Let’s be clear on something: I may have expensive tastes – but following through on them is the exception rather than the rule. There are only a few times in my life where I’ve thrown caution (and knowledge of my Visa balance) to the wind and decided to splurge on something.
Usually, this abnormally irresponsible behaviour is triggered by two things – falling head over heels in love with something and being able to justify it as an investment piece.
Case in point: the Hermès carré.
At the end of my first Parisien sejour, I thought that I should be getting a souvenir that was more valuable than the bits and bobs sold along the Seine. My souvenir should conjour up all of the wonderful memories of that month I spent sitting in cafés and walking the dog in the Luxembourg Gardens, and it should be something that I would enjoy for years to come.

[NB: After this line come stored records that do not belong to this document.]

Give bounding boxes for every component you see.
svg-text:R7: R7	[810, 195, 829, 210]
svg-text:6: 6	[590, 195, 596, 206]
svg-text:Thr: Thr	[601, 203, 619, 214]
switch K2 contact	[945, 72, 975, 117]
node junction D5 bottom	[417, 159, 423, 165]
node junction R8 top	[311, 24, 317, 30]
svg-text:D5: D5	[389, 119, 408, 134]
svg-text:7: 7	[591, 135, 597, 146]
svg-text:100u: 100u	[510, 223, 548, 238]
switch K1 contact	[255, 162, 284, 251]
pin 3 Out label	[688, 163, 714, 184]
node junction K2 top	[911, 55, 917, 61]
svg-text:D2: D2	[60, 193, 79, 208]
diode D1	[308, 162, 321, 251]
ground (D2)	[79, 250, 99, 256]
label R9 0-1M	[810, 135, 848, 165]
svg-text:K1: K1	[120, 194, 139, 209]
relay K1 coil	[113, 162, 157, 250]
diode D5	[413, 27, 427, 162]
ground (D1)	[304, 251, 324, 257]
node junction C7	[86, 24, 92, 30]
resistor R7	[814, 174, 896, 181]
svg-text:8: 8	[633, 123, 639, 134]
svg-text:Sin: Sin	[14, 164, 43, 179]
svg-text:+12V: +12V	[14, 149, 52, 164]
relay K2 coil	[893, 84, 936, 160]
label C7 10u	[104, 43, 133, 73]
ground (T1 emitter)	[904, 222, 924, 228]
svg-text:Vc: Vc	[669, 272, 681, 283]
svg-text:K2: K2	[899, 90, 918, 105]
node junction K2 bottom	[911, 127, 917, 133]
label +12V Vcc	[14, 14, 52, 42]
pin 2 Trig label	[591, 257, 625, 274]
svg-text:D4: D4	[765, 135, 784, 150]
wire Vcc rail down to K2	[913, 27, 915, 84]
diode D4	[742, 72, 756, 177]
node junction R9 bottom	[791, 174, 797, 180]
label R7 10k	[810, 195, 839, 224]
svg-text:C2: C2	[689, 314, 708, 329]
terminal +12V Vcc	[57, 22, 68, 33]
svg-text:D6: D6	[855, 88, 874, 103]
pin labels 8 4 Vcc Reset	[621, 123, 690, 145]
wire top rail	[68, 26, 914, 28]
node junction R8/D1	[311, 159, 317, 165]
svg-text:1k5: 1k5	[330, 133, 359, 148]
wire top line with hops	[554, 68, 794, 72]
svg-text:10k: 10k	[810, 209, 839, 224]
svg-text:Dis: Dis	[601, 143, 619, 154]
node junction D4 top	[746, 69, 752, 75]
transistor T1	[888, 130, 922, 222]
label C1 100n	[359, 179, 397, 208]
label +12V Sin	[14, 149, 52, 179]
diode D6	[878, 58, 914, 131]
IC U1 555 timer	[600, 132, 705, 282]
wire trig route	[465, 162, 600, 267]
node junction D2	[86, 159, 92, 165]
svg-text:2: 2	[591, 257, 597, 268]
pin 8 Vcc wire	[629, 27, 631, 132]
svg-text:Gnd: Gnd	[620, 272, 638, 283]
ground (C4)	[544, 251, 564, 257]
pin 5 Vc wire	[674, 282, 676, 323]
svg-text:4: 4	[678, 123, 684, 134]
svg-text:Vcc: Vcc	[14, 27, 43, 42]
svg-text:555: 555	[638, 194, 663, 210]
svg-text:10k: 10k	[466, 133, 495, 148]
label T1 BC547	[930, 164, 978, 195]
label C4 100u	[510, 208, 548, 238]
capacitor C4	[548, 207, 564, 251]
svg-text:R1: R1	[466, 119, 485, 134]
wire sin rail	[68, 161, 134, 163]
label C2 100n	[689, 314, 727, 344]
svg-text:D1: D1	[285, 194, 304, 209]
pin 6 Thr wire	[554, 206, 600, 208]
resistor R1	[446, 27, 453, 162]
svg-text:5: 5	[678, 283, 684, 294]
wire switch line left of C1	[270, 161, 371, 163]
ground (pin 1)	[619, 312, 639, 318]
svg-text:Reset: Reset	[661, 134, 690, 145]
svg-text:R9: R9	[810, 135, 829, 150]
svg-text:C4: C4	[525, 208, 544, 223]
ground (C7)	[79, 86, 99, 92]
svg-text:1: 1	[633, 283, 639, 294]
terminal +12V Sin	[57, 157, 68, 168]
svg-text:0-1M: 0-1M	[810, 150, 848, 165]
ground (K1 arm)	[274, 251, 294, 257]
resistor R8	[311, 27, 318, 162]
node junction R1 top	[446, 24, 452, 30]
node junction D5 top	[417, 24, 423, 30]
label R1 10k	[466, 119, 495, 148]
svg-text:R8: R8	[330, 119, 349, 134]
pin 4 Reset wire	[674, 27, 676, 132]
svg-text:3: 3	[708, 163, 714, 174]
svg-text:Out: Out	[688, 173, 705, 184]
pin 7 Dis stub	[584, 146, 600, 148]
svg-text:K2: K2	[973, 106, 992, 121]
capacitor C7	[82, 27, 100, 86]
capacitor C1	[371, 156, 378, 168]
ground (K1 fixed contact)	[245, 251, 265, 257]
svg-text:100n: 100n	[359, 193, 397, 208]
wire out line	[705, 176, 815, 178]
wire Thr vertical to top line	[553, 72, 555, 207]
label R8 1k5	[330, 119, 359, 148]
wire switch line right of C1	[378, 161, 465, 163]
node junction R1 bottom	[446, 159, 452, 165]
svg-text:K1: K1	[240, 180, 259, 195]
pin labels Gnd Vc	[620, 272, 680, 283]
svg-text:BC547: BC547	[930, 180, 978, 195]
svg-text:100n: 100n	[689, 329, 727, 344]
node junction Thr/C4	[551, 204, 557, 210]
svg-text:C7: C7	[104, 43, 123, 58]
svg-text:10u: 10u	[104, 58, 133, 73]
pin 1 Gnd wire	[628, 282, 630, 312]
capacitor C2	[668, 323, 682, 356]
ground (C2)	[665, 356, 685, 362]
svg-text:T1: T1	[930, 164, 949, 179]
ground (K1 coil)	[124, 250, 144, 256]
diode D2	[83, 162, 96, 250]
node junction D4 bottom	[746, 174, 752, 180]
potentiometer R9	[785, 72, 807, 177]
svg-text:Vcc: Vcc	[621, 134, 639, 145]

Convincing myself that a carré fit the bill was easy – but the bill itself took some work. I recall my first reaction being “They want how much for what?!”. But that was before heading to the Faubourg St. Honoré and seeing the scarves in person. The artistry and the craftsmanship won me over. The weight of the silk is, simply put, divine.
I decided on the ‘Vif Argent’ pattern from the Summer 2011 collection because I think it’s a modern classic. The colour scheme of navy and red will go with a lot of my wardrobe, and as I age, the scarf will still be wearable. It also doesn’t scream out its collection year the way some others may – it will be timeless. The printed silk is made to look as though the red is dripping metal – it’s mercury-esque.
Since my return I’ve been pleasantly surprised at how often I wear it. I’d guess that it makes an appearance about once a month. I try to change the way I wear it each time and there are tonnes of great tutorials on the internet about how to wear a carré. I’m not going to attempt a halter-top with it just yet, as I’m sure that goes against the office dress code…
My two favourite ways to wear it are:
A loose windsor knot, with a rather wide band helps show off portions of the central pattern as well as the end details
After folding the scarf into a triangle, I twist the ends of the scarf before tying them behind my neck. I like the way it creates a rolled edge to the bandana.